E voltando-se para a porta, pediu amavelmente:
— Porta! Contar-me uma história?
— De muito bom grado, senhor! De muito bom grado!
E contou:
Viajavam juntos, certa vez, um escultor, um alfaiate e um estudante de Direito. Chegando a uma cidade, tomaram cômodo na mesma pousada, e cada qual se entregou ao seu trabalho.
Uma noites, enquanto os outros dois estavam dormindo, o escultor saiu bebeu uma xícara de café, fumou no seu cachimbo e, para distrair, pegou numa porção de barro e compôs lindíssima estatua de mulher, que colocou no lugar mais visível da habitação.
E foi-se deitar.
Daí a pouco o alfaiate despertou e, vendo tão linda estátua de mulher, fez-lhe imediatamente um vestido formosíssimo e retirou-se para o seu quarto.

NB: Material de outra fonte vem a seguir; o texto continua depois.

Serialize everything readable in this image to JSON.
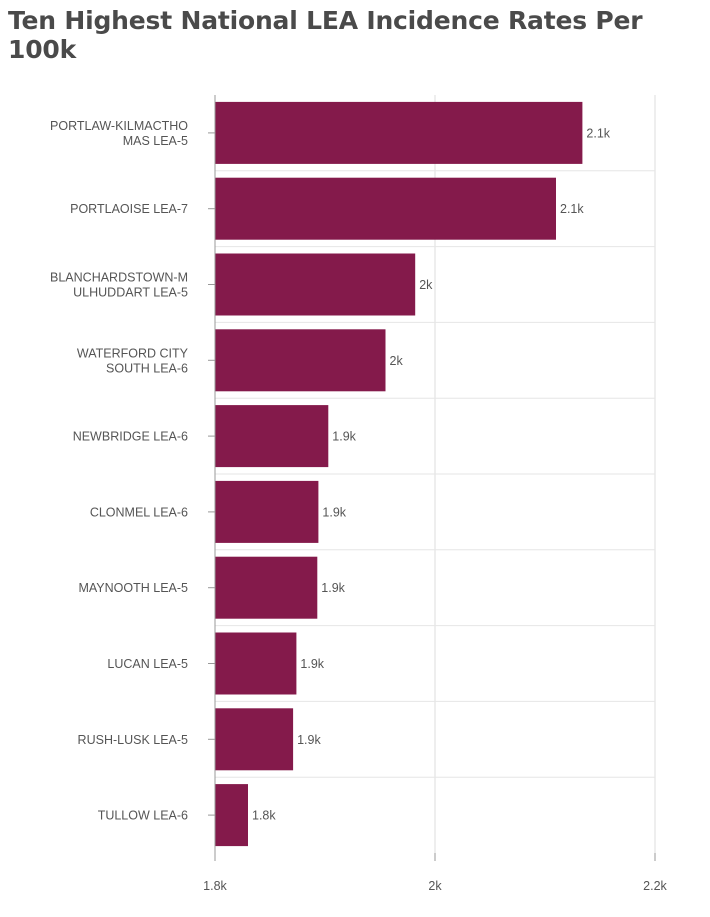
{
  "chart_data": {
    "type": "bar",
    "orientation": "horizontal",
    "title": "Ten Highest National LEA Incidence Rates Per 100k",
    "categories": [
      [
        "PORTLAW-KILMACTHO",
        "MAS LEA-5"
      ],
      [
        "PORTLAOISE LEA-7"
      ],
      [
        "BLANCHARDSTOWN-M",
        "ULHUDDART LEA-5"
      ],
      [
        "WATERFORD CITY",
        "SOUTH LEA-6"
      ],
      [
        "NEWBRIDGE LEA-6"
      ],
      [
        "CLONMEL LEA-6"
      ],
      [
        "MAYNOOTH LEA-5"
      ],
      [
        "LUCAN LEA-5"
      ],
      [
        "RUSH-LUSK LEA-5"
      ],
      [
        "TULLOW LEA-6"
      ]
    ],
    "values": [
      2134,
      2110,
      1982,
      1955,
      1903,
      1894,
      1893,
      1874,
      1871,
      1830
    ],
    "value_labels": [
      "2.1k",
      "2.1k",
      "2k",
      "2k",
      "1.9k",
      "1.9k",
      "1.9k",
      "1.9k",
      "1.9k",
      "1.8k"
    ],
    "xlim": [
      1800,
      2200
    ],
    "x_ticks": [
      1800,
      2000,
      2200
    ],
    "x_tick_labels": [
      "1.8k",
      "2k",
      "2.2k"
    ],
    "bar_color": "#841a4b",
    "grid": true,
    "legend": "none"
  }
}
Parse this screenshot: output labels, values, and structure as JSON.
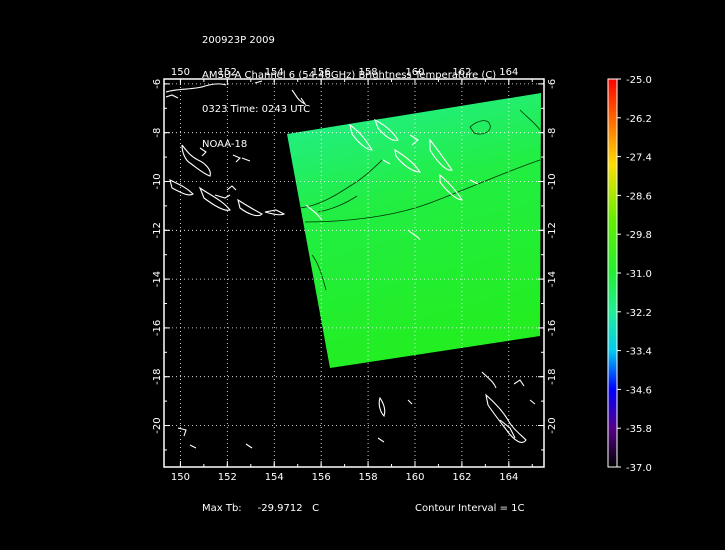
{
  "header": {
    "line1": "200923P 2009",
    "line2": "AMSU-A Channel 6 (54.46GHz) Brightness Temperature (C)",
    "line3": "0323 Time: 0243 UTC",
    "line4": "NOAA-18"
  },
  "map": {
    "lon_range": [
      149.3,
      165.5
    ],
    "lat_range": [
      -21.7,
      -5.8
    ],
    "lon_ticks": [
      "150",
      "152",
      "154",
      "156",
      "158",
      "160",
      "162",
      "164"
    ],
    "lat_ticks": [
      "-6",
      "-8",
      "-10",
      "-12",
      "-14",
      "-16",
      "-18",
      "-20"
    ],
    "swath_colors": {
      "upper": "#22ee99",
      "lower": "#22ee22"
    },
    "coastline_color": "#ffffff",
    "contour_color": "#003300"
  },
  "colorbar": {
    "labels": [
      "-25.0",
      "-26.2",
      "-27.4",
      "-28.6",
      "-29.8",
      "-31.0",
      "-32.2",
      "-33.4",
      "-34.6",
      "-35.8",
      "-37.0"
    ],
    "range": [
      -37.0,
      -25.0
    ]
  },
  "footer": {
    "max_tb_label": "Max Tb:",
    "max_tb_value": "-29.9712",
    "max_tb_unit": "C",
    "contour_interval": "Contour Interval = 1C"
  }
}
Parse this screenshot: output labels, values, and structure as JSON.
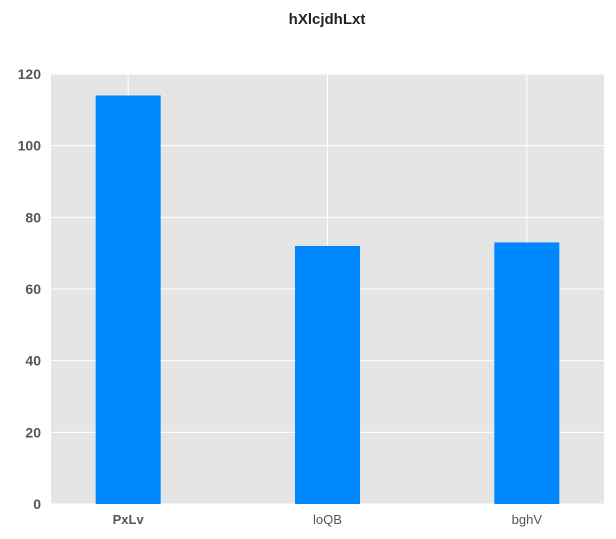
{
  "chart_data": {
    "type": "bar",
    "title": "hXlcjdhLxt",
    "xlabel": "",
    "ylabel": "",
    "categories": [
      "PxLv",
      "loQB",
      "bghV"
    ],
    "series": [
      {
        "values": [
          114,
          72,
          73
        ]
      }
    ],
    "ylim": [
      0,
      120
    ],
    "yticks": [
      0,
      20,
      40,
      60,
      80,
      100,
      120
    ],
    "grid": true,
    "bar_color": "#0088ff",
    "background_color": "#e5e5e5",
    "grid_color": "#ffffff"
  }
}
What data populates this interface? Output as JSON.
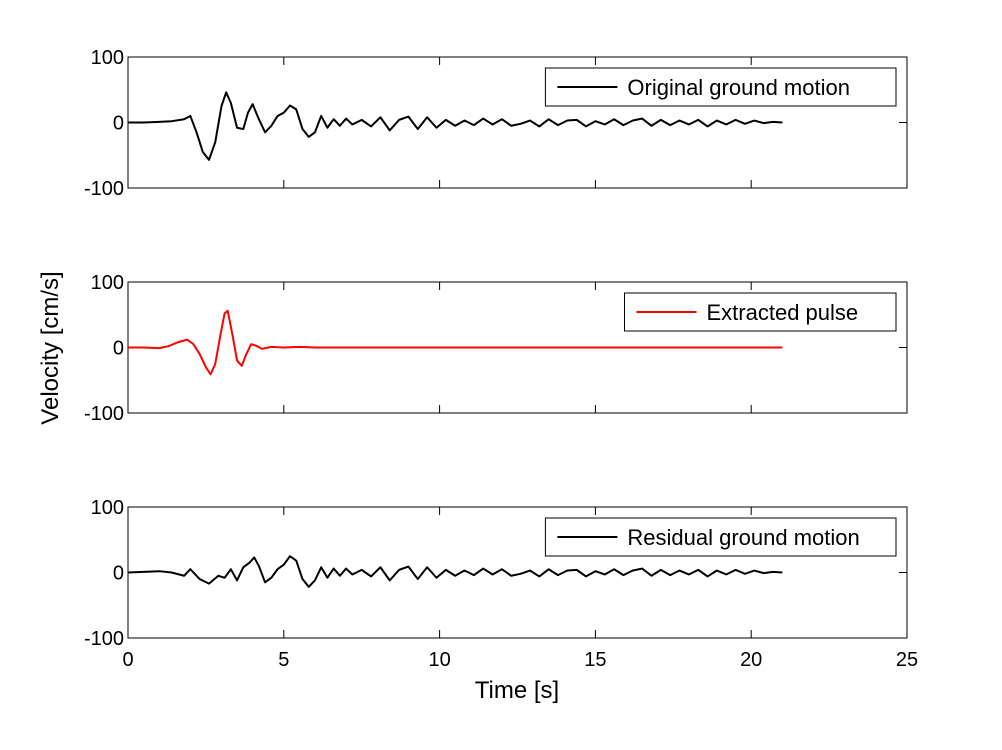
{
  "chart_data": {
    "type": "line",
    "xlabel": "Time [s]",
    "ylabel": "Velocity [cm/s]",
    "xlim": [
      0,
      25
    ],
    "xticks": [
      0,
      5,
      10,
      15,
      20,
      25
    ],
    "yticks": [
      -100,
      0,
      100
    ],
    "grid": false,
    "panels": [
      {
        "ylim": [
          -100,
          100
        ],
        "legend": {
          "label": "Original ground motion",
          "position": "top-right"
        },
        "series": [
          {
            "name": "Original ground motion",
            "color": "#000000",
            "x": [
              0,
              0.5,
              1.0,
              1.4,
              1.8,
              2.0,
              2.2,
              2.4,
              2.6,
              2.8,
              3.0,
              3.15,
              3.3,
              3.5,
              3.7,
              3.85,
              4.0,
              4.2,
              4.4,
              4.6,
              4.8,
              5.0,
              5.2,
              5.4,
              5.6,
              5.8,
              6.0,
              6.2,
              6.4,
              6.6,
              6.8,
              7.0,
              7.2,
              7.5,
              7.8,
              8.1,
              8.4,
              8.7,
              9.0,
              9.3,
              9.6,
              9.9,
              10.2,
              10.5,
              10.8,
              11.1,
              11.4,
              11.7,
              12.0,
              12.3,
              12.6,
              12.9,
              13.2,
              13.5,
              13.8,
              14.1,
              14.4,
              14.7,
              15.0,
              15.3,
              15.6,
              15.9,
              16.2,
              16.5,
              16.8,
              17.1,
              17.4,
              17.7,
              18.0,
              18.3,
              18.6,
              18.9,
              19.2,
              19.5,
              19.8,
              20.1,
              20.4,
              20.7,
              21.0
            ],
            "y": [
              0,
              0,
              1,
              2,
              5,
              10,
              -15,
              -45,
              -57,
              -30,
              25,
              46,
              30,
              -8,
              -10,
              15,
              28,
              5,
              -15,
              -5,
              10,
              15,
              26,
              20,
              -10,
              -22,
              -15,
              10,
              -8,
              5,
              -5,
              6,
              -3,
              4,
              -6,
              8,
              -12,
              4,
              9,
              -10,
              8,
              -8,
              4,
              -5,
              3,
              -4,
              6,
              -3,
              5,
              -5,
              -2,
              3,
              -6,
              5,
              -4,
              3,
              4,
              -6,
              2,
              -3,
              5,
              -4,
              3,
              6,
              -5,
              4,
              -4,
              3,
              -3,
              4,
              -6,
              3,
              -3,
              4,
              -2,
              3,
              -1,
              1,
              0
            ]
          }
        ]
      },
      {
        "ylim": [
          -100,
          100
        ],
        "legend": {
          "label": "Extracted pulse",
          "position": "top-right"
        },
        "series": [
          {
            "name": "Extracted pulse",
            "color": "#ff0000",
            "x": [
              0,
              0.5,
              1.0,
              1.3,
              1.6,
              1.9,
              2.1,
              2.3,
              2.5,
              2.65,
              2.8,
              2.95,
              3.1,
              3.2,
              3.35,
              3.5,
              3.65,
              3.8,
              3.95,
              4.1,
              4.3,
              4.6,
              5.0,
              5.5,
              6.0,
              8.0,
              12.0,
              16.0,
              21.0
            ],
            "y": [
              0,
              0,
              -1,
              2,
              8,
              12,
              5,
              -10,
              -30,
              -41,
              -25,
              15,
              52,
              56,
              20,
              -20,
              -28,
              -10,
              5,
              3,
              -2,
              1,
              0,
              1,
              0,
              0,
              0,
              0,
              0
            ]
          }
        ]
      },
      {
        "ylim": [
          -100,
          100
        ],
        "legend": {
          "label": "Residual ground motion",
          "position": "top-right"
        },
        "series": [
          {
            "name": "Residual ground motion",
            "color": "#000000",
            "x": [
              0,
              0.5,
              1.0,
              1.4,
              1.8,
              2.0,
              2.3,
              2.6,
              2.9,
              3.1,
              3.3,
              3.5,
              3.7,
              3.9,
              4.05,
              4.2,
              4.4,
              4.6,
              4.8,
              5.0,
              5.2,
              5.4,
              5.6,
              5.8,
              6.0,
              6.2,
              6.4,
              6.6,
              6.8,
              7.0,
              7.2,
              7.5,
              7.8,
              8.1,
              8.4,
              8.7,
              9.0,
              9.3,
              9.6,
              9.9,
              10.2,
              10.5,
              10.8,
              11.1,
              11.4,
              11.7,
              12.0,
              12.3,
              12.6,
              12.9,
              13.2,
              13.5,
              13.8,
              14.1,
              14.4,
              14.7,
              15.0,
              15.3,
              15.6,
              15.9,
              16.2,
              16.5,
              16.8,
              17.1,
              17.4,
              17.7,
              18.0,
              18.3,
              18.6,
              18.9,
              19.2,
              19.5,
              19.8,
              20.1,
              20.4,
              20.7,
              21.0
            ],
            "y": [
              0,
              1,
              2,
              0,
              -5,
              5,
              -10,
              -17,
              -5,
              -8,
              5,
              -12,
              8,
              15,
              23,
              10,
              -15,
              -8,
              5,
              12,
              25,
              18,
              -10,
              -22,
              -12,
              8,
              -8,
              6,
              -5,
              6,
              -3,
              4,
              -6,
              8,
              -12,
              4,
              9,
              -10,
              8,
              -8,
              4,
              -5,
              3,
              -4,
              6,
              -3,
              5,
              -5,
              -2,
              3,
              -6,
              5,
              -4,
              3,
              4,
              -6,
              2,
              -3,
              5,
              -4,
              3,
              6,
              -5,
              4,
              -4,
              3,
              -3,
              4,
              -6,
              3,
              -3,
              4,
              -2,
              3,
              -1,
              1,
              0
            ]
          }
        ]
      }
    ]
  }
}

Passada uma hora, o estudante acordou e ficou maravilhado contemplando aquele prodígio de estátua e aquele encanto de vestido. Invocou então um Gênio seu amigo e pediu-lhe que infundisse, ao barro, vida e cor humanas. O Gênio acedeu. Logo a estátua se transformou numa jovem de radiante beleza, que cumprimentou o estudante e se foi reclinar num sofá.
Pela manhã, quando os outros dois acordaram, formou-se grande contenda para saber qual dos três era mais digno de merecer gratidão daquela moça, tão bem vestida e tão linda.
E na realidade, — interrogou o canário, — qual dos três era o mais digno? Eu sou pelo escultor.
— E eu pelo alfaiate.
Começou a disputa entre os dois, e cada qual apresentava as suas razões, — um pelo alfaiate e outro pelo escultor, sem nomear para coisa alguma o estudante de Direito.
A princesa não pôde reprimir-se e exclamou:
— Sois uns loucos! Sempre desvairais! Quem, senão o estudante, era mais digno da sua gratidão? Sem vida ela não seria mulher: seria apenas uma estátua.
O rei foi avisado de que sua filha falara pela terceira vez. Foi eu que lhe levei a notícia.
O casamento realizou-se com grande pompa. Duraram os festejos quarenta dias e quarenta noites.
A anciã a quem o príncipe quebrara os três cântaros e que era uma boa fada, apareceu em palácio e trouxe um belo presente aos noivos. Ela era madrinha do príncipe, e quisera somente corrigi-lo de sua má índole fazendo-o passar por todos aqueles trabalhos. Fora ela ainda que se transformara em canário e o salvara da morte certa que o esperava, se ele não conseguisse fazer falar a Princesa Silenciosa. Mas (cá entre nós... a princesa só falou porque gostava muito dele).
O príncipe voltou para a corte de seu pai, onde ainda hoje vive com a esposa, considerando-se a criatura mais feliz de todo o mundo.